I don't have a chart, but I saw memory increasing during pre-processing, until it reaches something around 180Gb of memory usage. And that is single core, 100% CPU all the time, for like 5 hours. Then models start to run in parallel, I see like 8 cores working, memory goes down a lot, to like 30Gb. Does it make sense?
Yeah that seems fine. Not sure why it stopped.
@tuler I checked your log. I think your program had finished, however your output folder didn't exist. That is why your program stopped. I found this in your log file. It's located near the end, like one scroll up.
Traceback (most recent call last):
File "/home/ubuntu/communitynotes/sourcecode/main.py", line 31, in <module>
main()
File "/home/ubuntu/communitynotes/sourcecode/scoring/runner.py", line 268, in main
return _run_scorer(args=args, dataLoader=dataLoader, extraScoringArgs=extraScoringArgs)

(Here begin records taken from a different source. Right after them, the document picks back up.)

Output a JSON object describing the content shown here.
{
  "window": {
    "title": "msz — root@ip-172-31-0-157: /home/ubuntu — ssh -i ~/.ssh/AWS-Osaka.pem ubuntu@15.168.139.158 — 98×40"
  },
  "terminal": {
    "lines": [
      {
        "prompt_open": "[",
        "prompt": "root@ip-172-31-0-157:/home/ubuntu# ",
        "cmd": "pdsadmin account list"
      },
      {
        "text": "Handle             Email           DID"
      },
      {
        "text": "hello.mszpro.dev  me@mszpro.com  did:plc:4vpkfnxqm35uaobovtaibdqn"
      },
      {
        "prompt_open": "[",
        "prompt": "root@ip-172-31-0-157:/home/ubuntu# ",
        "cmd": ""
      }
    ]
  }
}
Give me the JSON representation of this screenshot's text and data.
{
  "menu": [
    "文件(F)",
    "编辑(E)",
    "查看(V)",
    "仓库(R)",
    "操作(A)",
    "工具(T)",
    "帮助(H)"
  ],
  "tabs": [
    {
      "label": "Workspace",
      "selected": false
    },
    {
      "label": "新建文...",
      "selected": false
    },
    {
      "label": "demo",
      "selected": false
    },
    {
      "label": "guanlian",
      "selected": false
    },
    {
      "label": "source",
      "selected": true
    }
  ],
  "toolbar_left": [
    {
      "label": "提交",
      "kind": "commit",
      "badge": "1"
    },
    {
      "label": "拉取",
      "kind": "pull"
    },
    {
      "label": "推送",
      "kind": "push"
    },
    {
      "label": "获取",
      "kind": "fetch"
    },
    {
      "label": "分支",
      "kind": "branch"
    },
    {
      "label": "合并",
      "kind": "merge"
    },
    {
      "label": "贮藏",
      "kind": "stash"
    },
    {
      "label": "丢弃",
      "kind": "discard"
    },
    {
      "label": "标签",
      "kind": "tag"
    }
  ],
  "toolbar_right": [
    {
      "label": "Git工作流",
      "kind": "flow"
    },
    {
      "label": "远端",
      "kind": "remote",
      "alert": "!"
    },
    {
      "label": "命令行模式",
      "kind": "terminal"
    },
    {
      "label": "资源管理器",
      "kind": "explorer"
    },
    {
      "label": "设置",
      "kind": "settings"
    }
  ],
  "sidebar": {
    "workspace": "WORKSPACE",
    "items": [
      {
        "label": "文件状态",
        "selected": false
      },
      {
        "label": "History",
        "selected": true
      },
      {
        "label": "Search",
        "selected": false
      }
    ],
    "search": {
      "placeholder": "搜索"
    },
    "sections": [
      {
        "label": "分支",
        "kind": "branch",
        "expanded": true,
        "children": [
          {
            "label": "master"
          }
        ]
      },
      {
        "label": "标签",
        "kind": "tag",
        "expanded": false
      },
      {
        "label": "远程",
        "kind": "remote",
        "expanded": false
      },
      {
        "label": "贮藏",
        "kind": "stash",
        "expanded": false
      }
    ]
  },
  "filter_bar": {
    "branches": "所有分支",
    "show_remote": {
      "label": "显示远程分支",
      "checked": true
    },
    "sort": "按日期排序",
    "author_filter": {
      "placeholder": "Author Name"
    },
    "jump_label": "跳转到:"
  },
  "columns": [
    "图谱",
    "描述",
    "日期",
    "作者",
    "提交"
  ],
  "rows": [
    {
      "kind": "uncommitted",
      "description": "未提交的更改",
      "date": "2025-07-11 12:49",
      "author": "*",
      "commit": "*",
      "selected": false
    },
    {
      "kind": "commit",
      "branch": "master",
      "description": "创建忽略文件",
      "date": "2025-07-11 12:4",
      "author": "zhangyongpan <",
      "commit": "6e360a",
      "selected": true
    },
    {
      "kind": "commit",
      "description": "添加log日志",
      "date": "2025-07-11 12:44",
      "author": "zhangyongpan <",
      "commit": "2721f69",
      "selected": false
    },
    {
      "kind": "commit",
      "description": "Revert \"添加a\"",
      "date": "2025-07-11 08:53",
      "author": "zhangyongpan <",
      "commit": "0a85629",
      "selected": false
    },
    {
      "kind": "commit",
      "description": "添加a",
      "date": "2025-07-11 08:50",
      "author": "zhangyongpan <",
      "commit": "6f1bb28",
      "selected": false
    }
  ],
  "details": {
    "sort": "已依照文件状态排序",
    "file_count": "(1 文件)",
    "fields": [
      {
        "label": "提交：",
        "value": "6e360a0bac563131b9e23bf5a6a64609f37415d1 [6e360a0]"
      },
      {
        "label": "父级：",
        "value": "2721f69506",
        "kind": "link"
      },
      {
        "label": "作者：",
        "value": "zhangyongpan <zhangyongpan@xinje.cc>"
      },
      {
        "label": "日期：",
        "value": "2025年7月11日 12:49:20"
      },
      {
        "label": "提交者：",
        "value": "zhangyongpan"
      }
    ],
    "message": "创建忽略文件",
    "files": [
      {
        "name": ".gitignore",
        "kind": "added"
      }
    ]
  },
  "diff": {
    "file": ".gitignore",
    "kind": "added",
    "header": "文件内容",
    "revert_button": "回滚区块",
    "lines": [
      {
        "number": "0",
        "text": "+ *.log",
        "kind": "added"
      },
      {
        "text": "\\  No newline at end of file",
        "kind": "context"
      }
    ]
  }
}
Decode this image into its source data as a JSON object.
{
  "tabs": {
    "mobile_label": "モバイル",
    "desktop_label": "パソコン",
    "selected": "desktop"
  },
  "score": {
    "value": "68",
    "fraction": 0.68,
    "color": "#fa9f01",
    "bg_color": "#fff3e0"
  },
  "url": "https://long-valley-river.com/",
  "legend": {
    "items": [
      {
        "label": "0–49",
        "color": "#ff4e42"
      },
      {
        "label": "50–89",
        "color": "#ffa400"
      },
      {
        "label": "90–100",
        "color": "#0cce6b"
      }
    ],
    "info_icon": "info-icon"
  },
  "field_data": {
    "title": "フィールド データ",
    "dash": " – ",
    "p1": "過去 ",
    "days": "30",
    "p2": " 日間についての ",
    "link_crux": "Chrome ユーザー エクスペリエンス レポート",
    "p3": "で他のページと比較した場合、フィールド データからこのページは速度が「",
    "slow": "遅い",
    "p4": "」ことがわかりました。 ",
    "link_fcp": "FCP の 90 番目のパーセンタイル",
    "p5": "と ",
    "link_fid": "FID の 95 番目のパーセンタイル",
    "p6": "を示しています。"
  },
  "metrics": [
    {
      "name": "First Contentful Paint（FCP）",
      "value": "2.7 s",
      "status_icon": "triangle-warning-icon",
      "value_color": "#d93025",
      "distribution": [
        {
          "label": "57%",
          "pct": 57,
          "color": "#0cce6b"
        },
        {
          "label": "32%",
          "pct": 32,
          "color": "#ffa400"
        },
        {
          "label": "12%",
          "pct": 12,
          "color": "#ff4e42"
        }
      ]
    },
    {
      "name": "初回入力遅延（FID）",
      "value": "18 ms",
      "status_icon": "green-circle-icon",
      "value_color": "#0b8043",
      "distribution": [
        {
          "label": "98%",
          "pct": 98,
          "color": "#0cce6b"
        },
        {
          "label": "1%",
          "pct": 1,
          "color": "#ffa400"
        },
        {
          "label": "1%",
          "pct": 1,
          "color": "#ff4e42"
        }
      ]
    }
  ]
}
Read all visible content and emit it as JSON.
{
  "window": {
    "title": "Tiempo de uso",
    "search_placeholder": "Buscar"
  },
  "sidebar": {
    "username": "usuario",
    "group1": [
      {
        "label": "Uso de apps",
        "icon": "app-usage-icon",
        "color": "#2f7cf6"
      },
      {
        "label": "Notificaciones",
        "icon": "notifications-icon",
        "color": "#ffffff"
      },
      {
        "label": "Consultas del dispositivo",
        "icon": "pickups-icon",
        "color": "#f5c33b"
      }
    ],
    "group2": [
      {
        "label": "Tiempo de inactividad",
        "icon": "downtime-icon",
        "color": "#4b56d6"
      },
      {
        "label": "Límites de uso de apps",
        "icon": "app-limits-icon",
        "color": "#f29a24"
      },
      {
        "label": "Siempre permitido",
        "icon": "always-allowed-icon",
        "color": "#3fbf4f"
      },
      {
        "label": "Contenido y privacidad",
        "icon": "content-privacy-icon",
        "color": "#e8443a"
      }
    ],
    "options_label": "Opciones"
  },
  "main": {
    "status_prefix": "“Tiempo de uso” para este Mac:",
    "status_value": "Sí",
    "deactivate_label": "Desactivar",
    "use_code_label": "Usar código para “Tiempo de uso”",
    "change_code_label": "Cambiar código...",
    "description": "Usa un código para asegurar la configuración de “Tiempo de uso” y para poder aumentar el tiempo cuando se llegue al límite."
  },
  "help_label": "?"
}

File "/home/ubuntu/communitynotes/sourcecode/scoring/pandas_utils.py", line 678, in _inner
retVal = main(*args, **kwargs)
File "/home/ubuntu/communitynotes/sourcecode/scoring/runner.py", line 245, in _run_scorer
write_tsv_local(scoredNotes, os.path.join(args.outdir, "scored_notes.tsv"))
File "/home/ubuntu/communitynotes/sourcecode/scoring/process_data.py", line 543, in write_tsv_local
assert df.to_csv(path, index=False, header=headers, sep="\t") is None
File "/home/ubuntu/.env/lib/python3.10/site-packages/pandas/util/_decorators.py", line 333, in wrapper
return func(*args, **kwargs)
File "/home/ubuntu/.env/lib/python3.10/site-packages/pandas/core/generic.py", line 3967, in to_csv
return DataFrameRenderer(formatter).to_csv(
File "/home/ubuntu/.env/lib/python3.10/site-packages/pandas/io/formats/format.py", line 1014, in to_csv
csv_formatter.save()
File "/home/ubuntu/.env/lib/python3.10/site-packages/pandas/io/formats/csvs.py", line 251, in save
with get_handle(
File "/home/ubuntu/.env/lib/python3.10/site-packages/pandas/io/common.py", line 749, in get_handle
check_parent_directory(str(handle))
File "/home/ubuntu/.env/lib/python3.10/site-packages/pandas/io/common.py", line 616, in check_parent_directory
raise OSError(rf"Cannot save file into a non-existent directory: '{parent}'")
OSError: Cannot save file into a non-existent directory: '../output'
Thanks for checking it out @avalanchesiqi It’s strange because other times I tried to run, with a data subset, the directory gets created, even with intermediate results in it. I’ll try to run it again. Thanks
We did get it to complete on the umich HPC cluster, using 170GB max memory. I think the max it is set up to offer is 184GB, so we are OK until the memory requirement grows above that.
I think @avalanchesiqi traced the memory issue to some relatively recently added computation involving all pairs of users or something like that. Can you point to exactly where you traced the issue, Siqi?
Providing outputs from your internal runs would certainly be useful to us folks on the outside, though I undertsand that this may have been a deliberate design decision to make the code and data available but with a little friction so that only people who were serious would be able to reproduce results.
(BTW: it would also be helpful if your scoring runs recorded the inferred global parameter /mu in an output file, rather than just in the logs. We may submit a PR for that.)
Now I successfully ran it. I took 10:30h to run in a r5.metal AWS instance.
@tuler is GPU necessary?
Edit: Okay I suppose the thumbsdown means not necessary. Thanks!